Traditional building repair in pre-modern Europe matched stone, lime, and timber as closely as possible not to deceive, but to maintain a surface that would continue to age coherently. The repair was subordinated to the ongoing process of the building's life.
What Modernism Got Wrong About Time
Modernism is the first major building tradition in human history that treated time as its enemy.
Every previous tradition built with the expectation that time would proceed and that the building should be designed accordingly. Inca stone-laying, Japanese joinery, medieval masonry, Islamic tile work: materials were chosen for how they weathered, not for how they looked on installation day. The presumption was that the building would outlive the builder and that this was the point.
The modernist position was different. A building is a designed artifact, and its designed state is its ideal state. Time is degradation. The correct response to aging is replacement.
Le Corbusier's formulation "A house is a machine for living in" implies the rest. Machines are replaced when they wear out. A machine is not supposed to age into beauty. It is supposed to function and then be superseded.
The buildings that resulted from this philosophy are now deteriorating across every major city. The maintenance costs of a glass curtain wall are substantial, and the results are merely neutral. "Maintained" means not visibly broken. The language of building evaluation changed accordingly. A traditional building is described as aged, weathered, patinated. A modernist building is described as maintained or unmaintained. One type participates in time. The other merely delays its effects.
Mono no aware (物の哀れ), the related Japanese concept theorized by Motoori Norinaga in the 18th century from his reading of Murasaki Shikibu's The Tale of Genji, describes a gentle melancholy at the transience of beautiful things. Norinaga argued the entire emotional power of the Genji narrative depended on this: awareness of transience is what makes beautiful things beautiful.
Applied to architecture: a limestone building that shows its age, that has worn into its landscape, that carries the evidence of past occupation, produces something like mono no aware. An awareness of time's passage that is emotionally significant. A curtain wall building, maintained or not, does not produce this. It produces legibility as current or obsolete. That is the entire range.
The Implication
The choice of material is a statement about what time is for.
Limestone says: time will improve me. Lime plaster says: the repairs will become part of my surface. Timber says: the grain will deepen and the marks of use will accumulate and none of this is damage.
Sealed aluminum composite says: I am trying to stop time. The moment the attempt fails, I will look broken.
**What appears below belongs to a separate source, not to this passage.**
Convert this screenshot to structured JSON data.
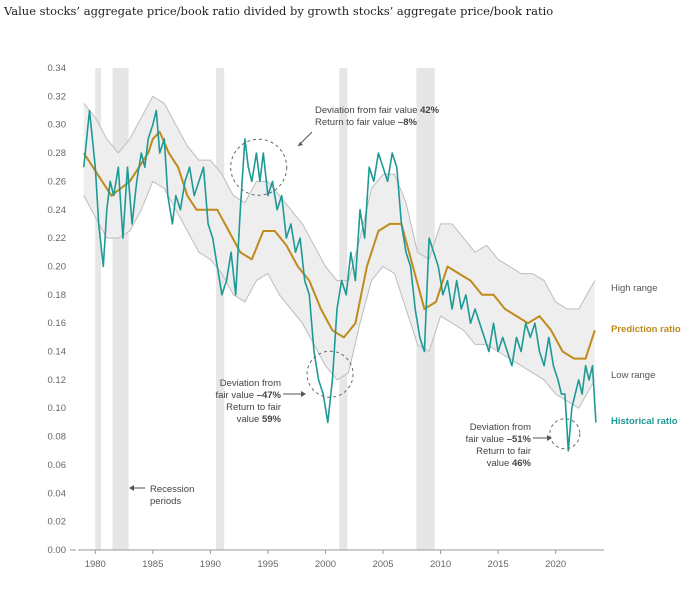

Both statements come true.
One produces buildings that outlive their builders by centuries and become more beautiful as they do. The other produces buildings that are scheduled for replacement within their design life, whose maintenance cost rises precisely because they were built to resist what they cannot finally resist.
Ruskin understood this in 1849. Sen no Rikyu understood it in the 1580s. They came from opposite ends of the earth, from incompatible intellectual traditions, with no knowledge of each other.
They both looked at what happens to a made thing over time and asked the same question: are you working with that, or against it?